It’s funny how, 10 years since the advent of the iPod was supposed to mark the death of the album as a conceptual art form, great albums keep magically appearing. They appear about as regularly as articles proclaiming (yet again) the death of the album.
Cue Diana Elliott in yesterday’s Age. Given this isn’t exactly the first time this argument has been promulgated in the last decade, I presume Diana has crawled through a wormhole from 1965, back when pop charts were ruled by singles.
Remember singles? These marvellous seven-inch creations only had room for one song per side – you could squeeze maybe a couple more in to make an EP, but at the expense of sound quality and all-important volume. Ray Davies, the Kinks’ master songwriter, still speaks fondly of them as his favourite musical medium.

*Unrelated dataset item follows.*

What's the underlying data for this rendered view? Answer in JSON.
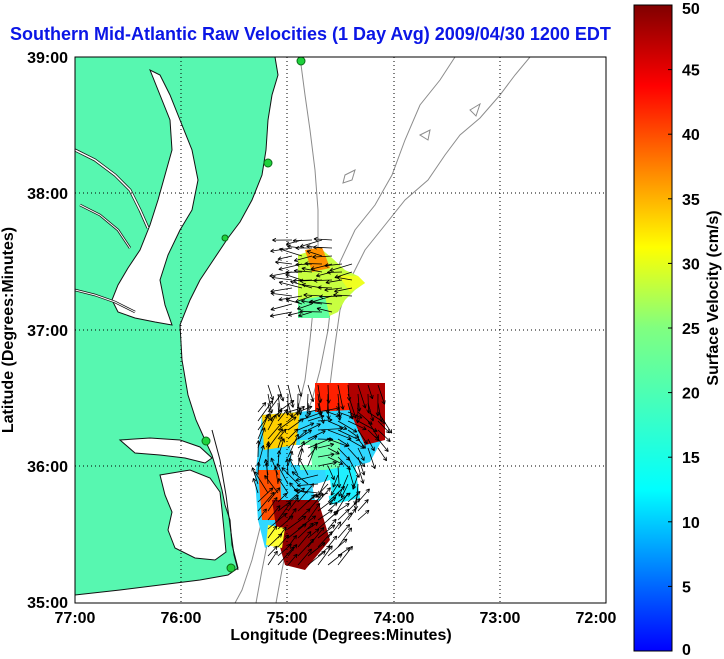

Back then, albums mostly were little more than filler padding out a couple of sure-fire hits. Then the Beatles and Bob Dylan came along and expanded the minds of a generation, at the same time spoiling the party for those unfortunate Baby Boomers suffering from what wasn’t then called Attention Deficit Disorder.
Last week, a couple of friends began frantically tweeting each other about the merits of a new album by Melbourne’s Witch Hats. It was streaming on a local music website for a day, so I tuned in, and was impressed enough to tweet back if it was available on – wait for it – vinyl.
Yes, vinyl. The medium that’s making a comeback for those that, you know, actually care about music and how it was created, and don’t like to see it defiled in cheap-jack formats that throw out half the product before it hits the ears. Put it down to me crawling out of a wormhole marked April 1971, when I was born.
The Rolling Stones put out Sticky Fingers that very month. Now that’s an album. A few great rockers (Brown Sugar, about the merits of interracial cunnilingus, being the best known); Wild Horses is perhaps the band’s most stunning ballad; and Marianne Faithfull’s tortured ode to addiction, Sister Morphine.
I could go through the rest of the track list, but there’s no need. A great album is like a good sexual encounter; it’s all about pacing – ebb and flow, climax and resolution. It’s a cheap shot, but what sort of sex is the iPod generation having? Elliott’s article makes me wonder if they can keep their minds on the job.
For those having trouble with diminishing attention spans, the Ramones should have provided the perfect antidote. Albums of between 12 and 14 songs in less than half an hour! Hey, if you don’t like Beat On The Brat (in which case I don’t trust you) at least you know Judy Is A Punk is just around the corner.
Actually, one of the real drawbacks of the CD age (and a good reason for the cursed format’s slow slide into oblivion) is how many musicians abused the fact that it provided them with 78 minutes to play with, instead of the standard LP length of between 35 and 45.
Suddenly albums that would once have qualified as doubles began to proliferate. It got worse when a few artists began issuing double CDs, the worst offenders being the Smashing Pumpkins, who gave us Mellon Collie And The Infinite Sadness, aka Billy Corgan’s infinite ode to his own genius.
It’s true that double albums, let alone double CDs, do amplify the problems Elliott alludes to. That’s why there are very few good ones. I am one of the unbelievers, for example, that would quite happily junk half of the Beatles’ opus, the so-called White Album. I never want to hear The Adventures Of Rocky Raccoon again.
But if you can’t sit still long enough to listen to Revolver from beginning to end, maybe it’s you who needs to slow down. Not everything in life is an instant hit. Some things take a little longer to give up their secrets, and that is part of the reward.
I was at a friend’s party last weekend, and he’d lovingly assembled a song list on iTunes to impress and entertain his musically voracious friends. Like Rob from High Fidelity, whom Elliott also references, he understood the lost art of the mix tape, the importance of a perfect sequence that also underpins an album.
At one point, he began vehemently decrying the very notion of “Shuffle”. “How can you shuffle the soundtrack to your life?” he spluttered in indignation. It might work if the music fades into the background, like aural wallpaper. But if you’re actually listening, it doesn’t make any sense.
First published in The Age, 17 November 2011
I really enjoyed your article. I too agree that the album as an entire concept is crucial to listening to quality music. I have taken the same approach with my MP3s. I never listen to the songs via shuffle (although I would love to see an album shuffle feature somewhere) and even take it to the extreme of making sure that all of my albums and singles are in their original format and order (no bonus tracks!). You’re not alone.